Why Kubernetes Has Become So Popular in Data Engineering
Written by Anna Geller |
Containers have become the de facto standard for moving data projects to production. No more dependency management nightmares— projects developed on a local machine can be “shipped” to a staging and production cluster (typically) with no surprises. Data pipelines and ML models are finally reproducible and can run anywhere in the same fashion. However, with an ever-growing number of containerized data workloads, orchestration platforms are becoming increasingly important.
1. Orchestrating containers
If you want to run reproducible data pipelines and ML models that can run anywhere, you probably know that a Docker image is the way to go. Everybody loves container images, from software engineers to DevOps and SREs. In the past, the challenge was to run containers at scale. With Kubernetes, especially when deployed to infinitely scalable cloud services, managing the execution of containers at scale has become considerably less painful.
2. Communicating between teams
As much as many of us love building end-to-end data products, in reality, many enterprises split the responsibilities between who builds a data product and who runs it. Data scientists and engineers may build fantastic data pipelines, but in the end, they often need to hand it over to DevOps and SREs to deploy and monitor them over time. Container images make this handover process much easier.
At the same time, containers facilitate sharing code and collaboration between data engineers, data scientists, and analysts who can all work in the same reproducible environment.
3. Declarative definition
Data engineering workloads these days are dynamic in nature. Imagine that you deployed your data pipeline to a Kubernetes cluster and it’s now failing due to an out-of-memory error. Fixing the issue may be a matter of increasing the memory size in your declarative deployment file and applying the changes to the cluster.
A nice “side effect” of workflow and configuration as code is that everything is documented. Not only the business logic but also where things are running and how many resources they consume. When other engineers need to work on your code, there is no guessing and back-and-forth communication to get them up to speed with your data workloads.

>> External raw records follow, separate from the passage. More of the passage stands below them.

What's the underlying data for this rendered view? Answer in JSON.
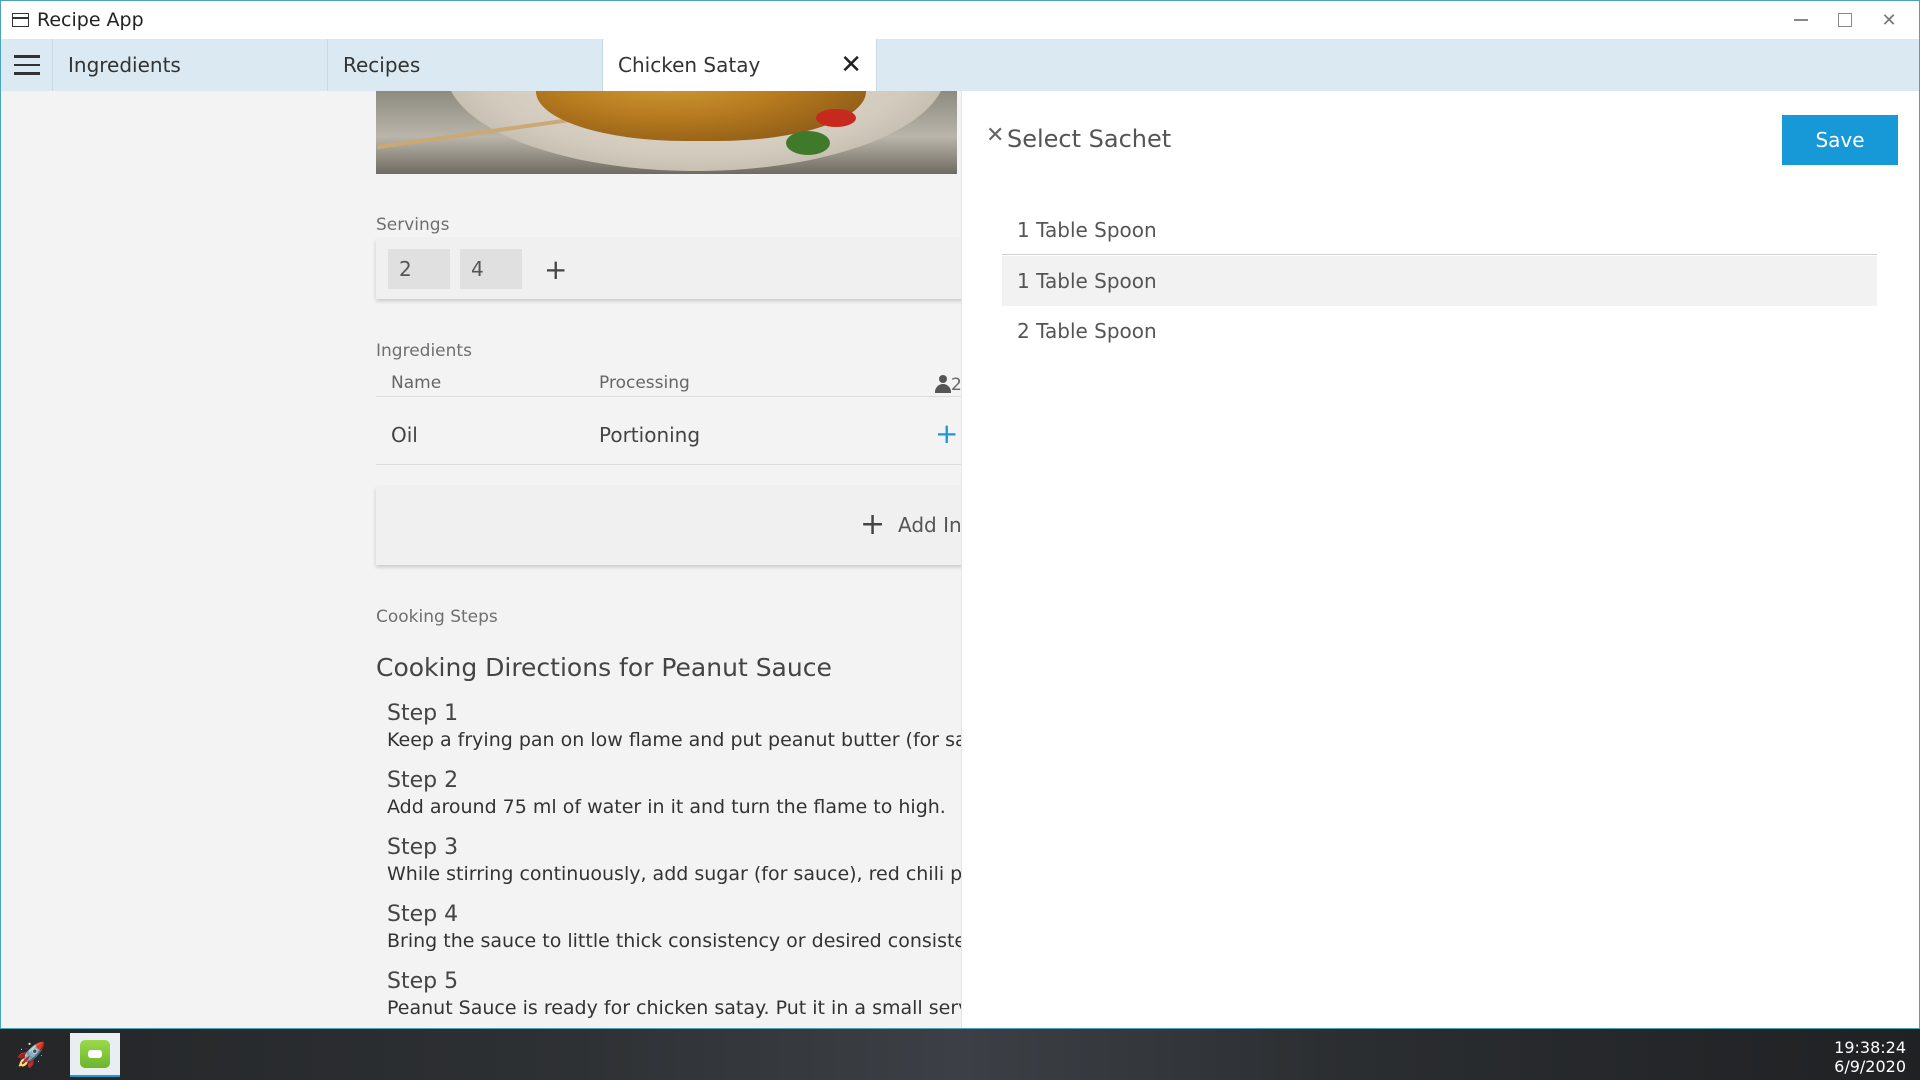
{
  "window": {
    "title": "Recipe App"
  },
  "tabs": [
    {
      "label": "Ingredients"
    },
    {
      "label": "Recipes"
    },
    {
      "label": "Chicken Satay"
    }
  ],
  "recipe": {
    "servings_label": "Servings",
    "servings": [
      "2",
      "4"
    ],
    "ingredients_label": "Ingredients",
    "ingredient_columns": {
      "name": "Name",
      "processing": "Processing",
      "persons": "2"
    },
    "ingredients": [
      {
        "name": "Oil",
        "processing": "Portioning"
      }
    ],
    "add_ingredient_label": "Add In",
    "cooking_steps_label": "Cooking Steps",
    "cooking_title": "Cooking Directions for Peanut Sauce",
    "steps": [
      {
        "title": "Step 1",
        "text": "Keep a frying pan on low flame and put peanut butter (for sau"
      },
      {
        "title": "Step 2",
        "text": "Add around 75 ml of water in it and turn the flame to high."
      },
      {
        "title": "Step 3",
        "text": "While stirring continuously, add sugar (for sauce), red chili po"
      },
      {
        "title": "Step 4",
        "text": "Bring the sauce to little thick consistency or desired consiste"
      },
      {
        "title": "Step 5",
        "text": "Peanut Sauce is ready for chicken satay. Put it in a small serv"
      }
    ]
  },
  "panel": {
    "title": "Select Sachet",
    "save_label": "Save",
    "options": [
      "1 Table Spoon",
      "1 Table Spoon",
      "2 Table Spoon"
    ]
  },
  "taskbar": {
    "time": "19:38:24",
    "date": "6/9/2020"
  },
  "colors": {
    "accent": "#1699d6",
    "tabbar": "#dbeaf2",
    "frame": "#4aa3b8"
  }
}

Another benefit of declarative workflow and environment definition is that everything can be version-controlled. If something goes wrong you can revert to the previous version. You can track changes made to your environment over time and provide an audit log for compliance. GitOps and MLOps made this approach popular but effectively containers and orchestration platforms made it possible.
6. Maintaining the health of your execution layer
One of the most prominent benefits of Kubernetes is that it will always attempt to maintain the desired state, and restart or recreate resources once they die. Of course, the self-healing “powers” of Kubernetes won’t fix all your problems (such as broken business logic), but at least you don’t need to intervene when an error occurs due to a temporary network issue that can get resolved with a restart or redeployment to a new pod.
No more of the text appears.